Book Methods in World History

    Book Details:
  • Author : Arne Jarrick
  • Publisher : Nordic Academic Press
  • Release : 2016-01-07
  • ISBN : 9188168492
  • Pages : 256 pages

Download or read book Methods in World History written by Arne Jarrick and published by Nordic Academic Press. This book was released on 2016-01-07 with total page 256 pages. Available in PDF, EPUB and Kindle. Book excerpt: Methods in World History is the first international volume that systematically addresses a number of methodological problems specific to the field of World History. Prompted by a lack of applicable works, the authors advocate a considerable sharpening of the tools used within the discipline. Theories constructed on poor foundations run an obvious risk of reinforcing flawed assumptions, and of propping up other, more ideological constructions. The dedicated critical approach outlined in this volume helps to mitigate such risks. Each essay addresses a particular issue, discussing its problems, giving practical examples, and offering solutions and ways of overcoming the difficulties involved. The perspectives are varied, the criticism focussed, and a common theme of coalescence is maintained throughout. This unique anthology will be of great use to advanced scholars of World History, and to students entering the field for the first time.
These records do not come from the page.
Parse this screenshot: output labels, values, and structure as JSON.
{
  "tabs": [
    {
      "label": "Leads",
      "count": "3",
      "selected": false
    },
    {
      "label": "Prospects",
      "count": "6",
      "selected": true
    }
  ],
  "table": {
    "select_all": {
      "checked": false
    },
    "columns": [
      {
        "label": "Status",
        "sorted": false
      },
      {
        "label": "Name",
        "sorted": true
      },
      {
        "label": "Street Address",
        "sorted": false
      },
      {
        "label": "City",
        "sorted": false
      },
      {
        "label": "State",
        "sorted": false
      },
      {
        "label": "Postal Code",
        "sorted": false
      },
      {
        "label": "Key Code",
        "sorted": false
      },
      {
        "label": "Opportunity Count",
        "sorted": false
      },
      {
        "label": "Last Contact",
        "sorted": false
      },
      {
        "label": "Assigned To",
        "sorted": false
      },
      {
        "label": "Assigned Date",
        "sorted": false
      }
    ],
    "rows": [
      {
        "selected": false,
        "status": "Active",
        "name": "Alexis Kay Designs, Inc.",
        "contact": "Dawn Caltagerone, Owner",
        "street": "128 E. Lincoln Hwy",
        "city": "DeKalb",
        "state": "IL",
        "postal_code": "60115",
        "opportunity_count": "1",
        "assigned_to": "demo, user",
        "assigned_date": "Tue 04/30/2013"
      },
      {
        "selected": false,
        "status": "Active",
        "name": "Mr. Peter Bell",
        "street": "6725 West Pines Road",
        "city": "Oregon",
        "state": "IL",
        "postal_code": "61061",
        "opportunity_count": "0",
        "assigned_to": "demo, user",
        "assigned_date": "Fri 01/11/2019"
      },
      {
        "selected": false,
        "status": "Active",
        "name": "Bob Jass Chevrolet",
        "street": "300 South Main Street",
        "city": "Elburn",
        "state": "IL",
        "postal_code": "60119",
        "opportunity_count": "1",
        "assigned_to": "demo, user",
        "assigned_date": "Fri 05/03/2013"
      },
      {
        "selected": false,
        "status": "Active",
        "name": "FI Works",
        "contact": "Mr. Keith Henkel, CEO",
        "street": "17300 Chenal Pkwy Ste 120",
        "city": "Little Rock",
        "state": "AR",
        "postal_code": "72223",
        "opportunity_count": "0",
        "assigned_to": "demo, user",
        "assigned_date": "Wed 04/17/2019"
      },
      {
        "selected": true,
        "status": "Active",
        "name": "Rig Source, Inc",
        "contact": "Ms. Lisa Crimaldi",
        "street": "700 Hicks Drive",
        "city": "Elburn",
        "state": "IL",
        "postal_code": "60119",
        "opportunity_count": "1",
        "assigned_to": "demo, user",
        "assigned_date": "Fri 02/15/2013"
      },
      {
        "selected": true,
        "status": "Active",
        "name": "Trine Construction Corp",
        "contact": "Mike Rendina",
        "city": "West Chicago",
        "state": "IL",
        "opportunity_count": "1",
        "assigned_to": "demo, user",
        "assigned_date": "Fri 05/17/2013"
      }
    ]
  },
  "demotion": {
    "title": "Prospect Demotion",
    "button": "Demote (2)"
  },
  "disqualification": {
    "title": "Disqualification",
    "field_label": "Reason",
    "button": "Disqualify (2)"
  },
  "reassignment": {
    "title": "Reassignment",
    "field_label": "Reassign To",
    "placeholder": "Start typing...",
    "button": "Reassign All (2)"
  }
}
Book Economic Development  A Regional  Institutional  and Historical Approach

Download or read book Economic Development A Regional Institutional and Historical Approach written by Richard Grabowski and published by Routledge. This book was released on 2014-12-18 with total page 280 pages. Available in PDF, EPUB and Kindle. Book excerpt: The second edition of this innovative and affordable book integrates environmental and financial sustainability into its distinctive regional approach. By focusing on political economy in its cultural, religious and historical roots, as well as leadership decisions, it spurs critical thinking. Working through the unique development paths of individual countries, the authors foster integrative thinking and a strong sense of realism about both the prospects and challenges of economic development in the rapidly evolving global economy. The book is exceptional in both its theoretical nuance and accessible writing. An Instructors Manual with discussion questions, a test bank, and PowerPoint slides is available online to professors who adopt the text.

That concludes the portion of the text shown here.